Türkiye'nin enerjide 'sancılı' bir dönem yaşadığını ifade ederek, ''
Enerjide dışa
bağımlılık giderek artmaktadır. 2007 yılında yüzde 25,5 olan
yerli üretimin payının çok fazla değişmeyeceği ve bugüne değin izlenen politikaların sürdürülmesi halinde,
ülkemizin enerji alanında dışa bağımlılığının artarak süreceği söylenebilir'' diye konuştu
Türkiye'nin yüzölçümü ve nüfusu itibarıyla dünya üzerinde kayda değer bir duruma sahip olduğunu kaydeden Türkyılmaz, Türkiye'nin kişi başı enerji tüketiminin
Avrupa Birliği (AB) ülkelerine göre çok düşük seviyelerde olduğunu bildirdi.
Türkyılmaz, enerjinin, özellikle de elektrik enerjisinin insan yaşamında tartışmasız bir önceliğe sahip olduğunu, gelişen teknoloji ve artan enerji açığının, bütün ülkelerde olduğu gibi Türkiye'de de yeni
enerji kaynakları üzerinde daha fazla düşünülmesini ve hızlı bir şekilde alternatiflerin üretilmesini gerekli hale getirdiğini ifade ederek, şunları kaydetti:
''Yeryüzünde
fosil yakıtların neden olduğu
sera gazlarının küresel
ısınma ve iklim değişikliklerine yol açması, diğer yandan
nükleer enerji kaynaklarının toplumsal, çevresel ve
ekonomik açıdan oldukça maliyetli olması, ülkelerin öz kaynaklarının daha etkin biçimde kullanımının önemini artırmıştır. Özellikle teknolojik gelişmeye bağlı olarak ortaya çıkan çağdaş gereksinimlerden dolayı, enerji üretimi ile ilgili bilimsel araştırmalar, alternatif ve daha kullanışlı enerji kaynaklarına yönelmiştir.''
Enerji kullanım kaynaklarını kesintisiz, güvenilir,
ucuz,
temiz ve çeşitlendirilmiş kaynaklardan sağlayabilmenin ve verimli kullanmanın büyük önem taşıdığını vurgulayan Türkyılmaz, ''Ne var ki, bu güne kadar kullandığımız bir çok enerji dönüştürme yönteminin çevreye ve insanlara verdiği zarar, artık ciddi boyutlara ulaşmıştır. Ülkelerin, kendi yurttaşlarına ve dünya halklarına daha güzel bir dünya sunabilmek için öz kaynaklarından daha fazla enerji üretmeye yönelmeleri kaçınılmazdır. Bu noktada, doğanın adil ve eşitlikçi davrandığı
rüzgar, güneş gibi
yenilenebilir enerji kaynakları tüm insanlığın hizmetinde olacaktır'' dedi.

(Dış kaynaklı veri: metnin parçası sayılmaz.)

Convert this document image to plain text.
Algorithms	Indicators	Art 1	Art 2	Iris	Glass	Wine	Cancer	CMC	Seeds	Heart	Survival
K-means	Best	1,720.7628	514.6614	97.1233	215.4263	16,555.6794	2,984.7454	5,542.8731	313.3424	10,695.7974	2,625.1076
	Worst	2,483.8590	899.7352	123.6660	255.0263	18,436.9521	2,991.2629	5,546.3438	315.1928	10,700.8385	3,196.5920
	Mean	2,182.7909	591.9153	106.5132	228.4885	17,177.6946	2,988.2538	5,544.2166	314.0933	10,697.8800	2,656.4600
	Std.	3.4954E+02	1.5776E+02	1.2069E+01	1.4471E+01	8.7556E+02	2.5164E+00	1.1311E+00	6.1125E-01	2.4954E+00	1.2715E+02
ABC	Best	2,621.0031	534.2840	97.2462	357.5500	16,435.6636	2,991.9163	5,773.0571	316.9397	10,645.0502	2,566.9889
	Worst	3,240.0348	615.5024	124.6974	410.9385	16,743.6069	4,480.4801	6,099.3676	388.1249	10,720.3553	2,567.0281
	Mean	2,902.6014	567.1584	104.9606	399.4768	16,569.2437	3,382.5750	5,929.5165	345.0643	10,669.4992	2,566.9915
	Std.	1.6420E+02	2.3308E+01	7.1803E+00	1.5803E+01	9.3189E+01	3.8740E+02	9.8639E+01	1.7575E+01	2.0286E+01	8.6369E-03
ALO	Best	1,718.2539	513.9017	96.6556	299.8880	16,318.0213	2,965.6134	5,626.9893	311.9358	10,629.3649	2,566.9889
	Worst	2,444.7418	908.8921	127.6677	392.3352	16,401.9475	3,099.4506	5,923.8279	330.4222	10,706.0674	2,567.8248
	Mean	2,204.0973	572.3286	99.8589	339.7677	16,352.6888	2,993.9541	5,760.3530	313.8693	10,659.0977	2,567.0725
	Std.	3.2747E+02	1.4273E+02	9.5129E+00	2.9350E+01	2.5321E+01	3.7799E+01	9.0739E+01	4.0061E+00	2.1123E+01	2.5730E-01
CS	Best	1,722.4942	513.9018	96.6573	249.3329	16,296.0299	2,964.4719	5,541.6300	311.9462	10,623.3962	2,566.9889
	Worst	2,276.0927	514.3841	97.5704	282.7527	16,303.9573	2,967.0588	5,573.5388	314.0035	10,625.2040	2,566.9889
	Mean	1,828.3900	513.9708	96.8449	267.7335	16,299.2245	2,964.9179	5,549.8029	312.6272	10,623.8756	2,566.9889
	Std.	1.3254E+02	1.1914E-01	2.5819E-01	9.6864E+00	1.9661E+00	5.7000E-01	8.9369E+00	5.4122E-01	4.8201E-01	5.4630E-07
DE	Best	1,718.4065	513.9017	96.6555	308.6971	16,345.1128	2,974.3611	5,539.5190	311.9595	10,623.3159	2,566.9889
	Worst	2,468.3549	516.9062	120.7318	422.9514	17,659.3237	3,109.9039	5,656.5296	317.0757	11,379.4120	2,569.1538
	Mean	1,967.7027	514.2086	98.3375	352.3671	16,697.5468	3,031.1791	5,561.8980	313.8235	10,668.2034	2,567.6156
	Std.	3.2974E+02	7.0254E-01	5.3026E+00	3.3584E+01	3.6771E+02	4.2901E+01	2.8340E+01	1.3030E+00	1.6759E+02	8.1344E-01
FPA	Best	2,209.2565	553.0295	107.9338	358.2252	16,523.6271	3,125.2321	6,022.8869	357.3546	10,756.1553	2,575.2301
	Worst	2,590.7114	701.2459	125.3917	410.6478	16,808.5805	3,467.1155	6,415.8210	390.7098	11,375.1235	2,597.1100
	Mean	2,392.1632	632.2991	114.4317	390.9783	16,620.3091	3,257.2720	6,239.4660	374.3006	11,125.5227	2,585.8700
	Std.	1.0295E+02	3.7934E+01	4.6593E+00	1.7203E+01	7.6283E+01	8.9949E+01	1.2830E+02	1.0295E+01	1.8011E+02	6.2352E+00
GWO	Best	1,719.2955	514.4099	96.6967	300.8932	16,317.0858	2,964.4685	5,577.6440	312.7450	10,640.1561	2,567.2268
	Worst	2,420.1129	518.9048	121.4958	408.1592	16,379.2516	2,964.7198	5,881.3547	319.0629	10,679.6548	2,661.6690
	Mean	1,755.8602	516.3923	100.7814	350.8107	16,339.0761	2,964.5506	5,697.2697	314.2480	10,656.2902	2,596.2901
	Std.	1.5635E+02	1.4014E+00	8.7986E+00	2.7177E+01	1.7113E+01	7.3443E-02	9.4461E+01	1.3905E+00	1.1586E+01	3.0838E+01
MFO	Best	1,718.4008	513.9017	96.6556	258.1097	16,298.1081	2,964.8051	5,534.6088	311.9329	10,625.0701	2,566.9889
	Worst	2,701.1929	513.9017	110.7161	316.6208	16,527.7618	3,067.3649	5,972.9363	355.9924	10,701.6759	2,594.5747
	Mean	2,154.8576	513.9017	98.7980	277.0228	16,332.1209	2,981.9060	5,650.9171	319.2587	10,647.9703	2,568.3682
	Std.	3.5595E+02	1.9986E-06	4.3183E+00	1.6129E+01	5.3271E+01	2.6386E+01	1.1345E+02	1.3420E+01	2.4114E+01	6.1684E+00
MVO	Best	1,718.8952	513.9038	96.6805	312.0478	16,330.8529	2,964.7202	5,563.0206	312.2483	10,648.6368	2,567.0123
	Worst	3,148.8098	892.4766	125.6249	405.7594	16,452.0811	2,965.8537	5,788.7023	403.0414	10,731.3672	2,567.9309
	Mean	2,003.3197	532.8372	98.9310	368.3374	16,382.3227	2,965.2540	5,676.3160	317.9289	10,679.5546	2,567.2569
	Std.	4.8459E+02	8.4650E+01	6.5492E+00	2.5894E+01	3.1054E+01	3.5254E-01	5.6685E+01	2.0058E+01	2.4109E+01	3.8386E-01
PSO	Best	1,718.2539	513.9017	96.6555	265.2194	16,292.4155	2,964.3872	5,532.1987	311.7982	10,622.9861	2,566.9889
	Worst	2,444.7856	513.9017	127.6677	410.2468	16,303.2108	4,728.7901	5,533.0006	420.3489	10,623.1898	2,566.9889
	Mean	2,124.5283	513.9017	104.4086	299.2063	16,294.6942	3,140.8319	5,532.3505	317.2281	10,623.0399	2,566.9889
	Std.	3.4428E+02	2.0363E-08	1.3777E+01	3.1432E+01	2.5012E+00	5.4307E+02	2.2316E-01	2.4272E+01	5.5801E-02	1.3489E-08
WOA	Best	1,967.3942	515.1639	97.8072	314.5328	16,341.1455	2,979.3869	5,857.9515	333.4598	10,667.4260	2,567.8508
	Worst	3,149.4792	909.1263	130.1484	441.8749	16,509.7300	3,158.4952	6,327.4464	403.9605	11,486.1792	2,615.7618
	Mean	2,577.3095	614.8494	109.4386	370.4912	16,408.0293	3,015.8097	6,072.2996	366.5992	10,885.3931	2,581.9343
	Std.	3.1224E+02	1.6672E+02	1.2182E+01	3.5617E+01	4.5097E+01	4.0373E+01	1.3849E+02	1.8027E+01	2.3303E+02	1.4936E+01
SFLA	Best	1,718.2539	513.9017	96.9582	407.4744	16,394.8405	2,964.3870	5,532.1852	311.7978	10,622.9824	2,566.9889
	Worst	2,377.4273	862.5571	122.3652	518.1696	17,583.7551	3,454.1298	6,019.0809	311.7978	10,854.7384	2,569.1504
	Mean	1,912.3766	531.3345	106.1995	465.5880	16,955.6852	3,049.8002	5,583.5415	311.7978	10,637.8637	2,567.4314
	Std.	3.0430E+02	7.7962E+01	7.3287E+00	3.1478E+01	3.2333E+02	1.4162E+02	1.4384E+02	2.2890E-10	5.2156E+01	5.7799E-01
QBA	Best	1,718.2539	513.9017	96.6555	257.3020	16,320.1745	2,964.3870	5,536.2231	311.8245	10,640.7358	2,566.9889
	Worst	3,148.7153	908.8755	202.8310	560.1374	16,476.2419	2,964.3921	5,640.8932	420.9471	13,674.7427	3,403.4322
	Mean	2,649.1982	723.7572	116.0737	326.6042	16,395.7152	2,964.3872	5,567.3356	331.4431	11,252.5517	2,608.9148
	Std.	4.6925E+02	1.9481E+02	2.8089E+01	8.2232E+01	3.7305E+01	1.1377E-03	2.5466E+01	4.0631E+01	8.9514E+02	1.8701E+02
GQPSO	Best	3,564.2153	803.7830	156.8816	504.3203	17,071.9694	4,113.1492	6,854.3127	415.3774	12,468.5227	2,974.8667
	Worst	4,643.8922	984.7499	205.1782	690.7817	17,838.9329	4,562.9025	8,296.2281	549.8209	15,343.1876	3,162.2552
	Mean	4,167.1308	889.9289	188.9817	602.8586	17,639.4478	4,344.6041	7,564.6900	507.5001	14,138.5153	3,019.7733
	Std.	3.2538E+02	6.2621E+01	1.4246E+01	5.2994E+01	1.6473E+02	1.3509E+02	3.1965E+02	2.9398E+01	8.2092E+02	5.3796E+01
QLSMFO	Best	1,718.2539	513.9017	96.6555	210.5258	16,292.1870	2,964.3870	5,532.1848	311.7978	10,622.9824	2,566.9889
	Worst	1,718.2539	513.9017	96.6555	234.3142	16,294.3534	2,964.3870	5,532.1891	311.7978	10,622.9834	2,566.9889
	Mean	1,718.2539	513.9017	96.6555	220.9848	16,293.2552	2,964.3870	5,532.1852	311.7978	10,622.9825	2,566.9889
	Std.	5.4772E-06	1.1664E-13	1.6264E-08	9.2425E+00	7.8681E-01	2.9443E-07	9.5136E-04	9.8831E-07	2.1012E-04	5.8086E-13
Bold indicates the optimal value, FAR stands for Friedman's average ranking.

Türkyılmaz, son 5 yılda Türkiye'nin elektrik enerjisi tüketiminin yüzde 43 oranında arttığını, bu artışın dünya ülkeleri arasında en yüksek artışlardan biri olduğunu da bildirdi.
2007 yılı verilerine göre, Türkiye'nin enerji tüketiminin ancak yüzde 25,5'ni yerli kaynaklarla karşılayabildiğini, ülke içerisinde üretilen enerjinin yüzde 54'ünün
linyit ve daha az miktarda taş kömüründen elde edildiğini belirten Türkyılmaz, ''Türkiye'nin yerli kaynaklarla enerji talebini karşılama durumu her geçen gün azalmaktadır. Türkiye'nin 2008 yılında enerji girdileri ithalatına ödediği rakam, tüm ithalat tutarının yüzde 24'üne ve 48,2 milyar dolara ulaştı'' diye konuştu.
Türkiye'nin uzun vadeli enerji planlamasında, nükleer enerjiyi de dikkate alması gerektiğini de kaydeden Türkyılmaz, ''Buna yönelik bir strateji oluşturmalı, ancak öncelik ve ağırlığı yerli ve yenilenebilir enerji kaynaklarına vermelidir'' dedi.
Enerji ve Tabii Kaynaklar Bakanlığı'nın '
Doğal Gaz Strateji Belgesi' oluşturulması yönündeki girişimlerinin olumlu bir gelişme olduğunu ifade eden Türkyılmaz, ''Benzer bir biçimde, diğer enerji sektörleri olan petrol, kömür, hidrolik,
jeotermal, rüzgar, güneş, biyo yakıt gibi enerji alanları için de strateji belgesi oluşturulmalıdır. Aynı zamanda, enerji politikaları üretimden tüketime bir bütünlük teşkil eder. Bu nedenle bütüncül bir yaklaşım esas alınmalıdır'' şeklinde konuştu.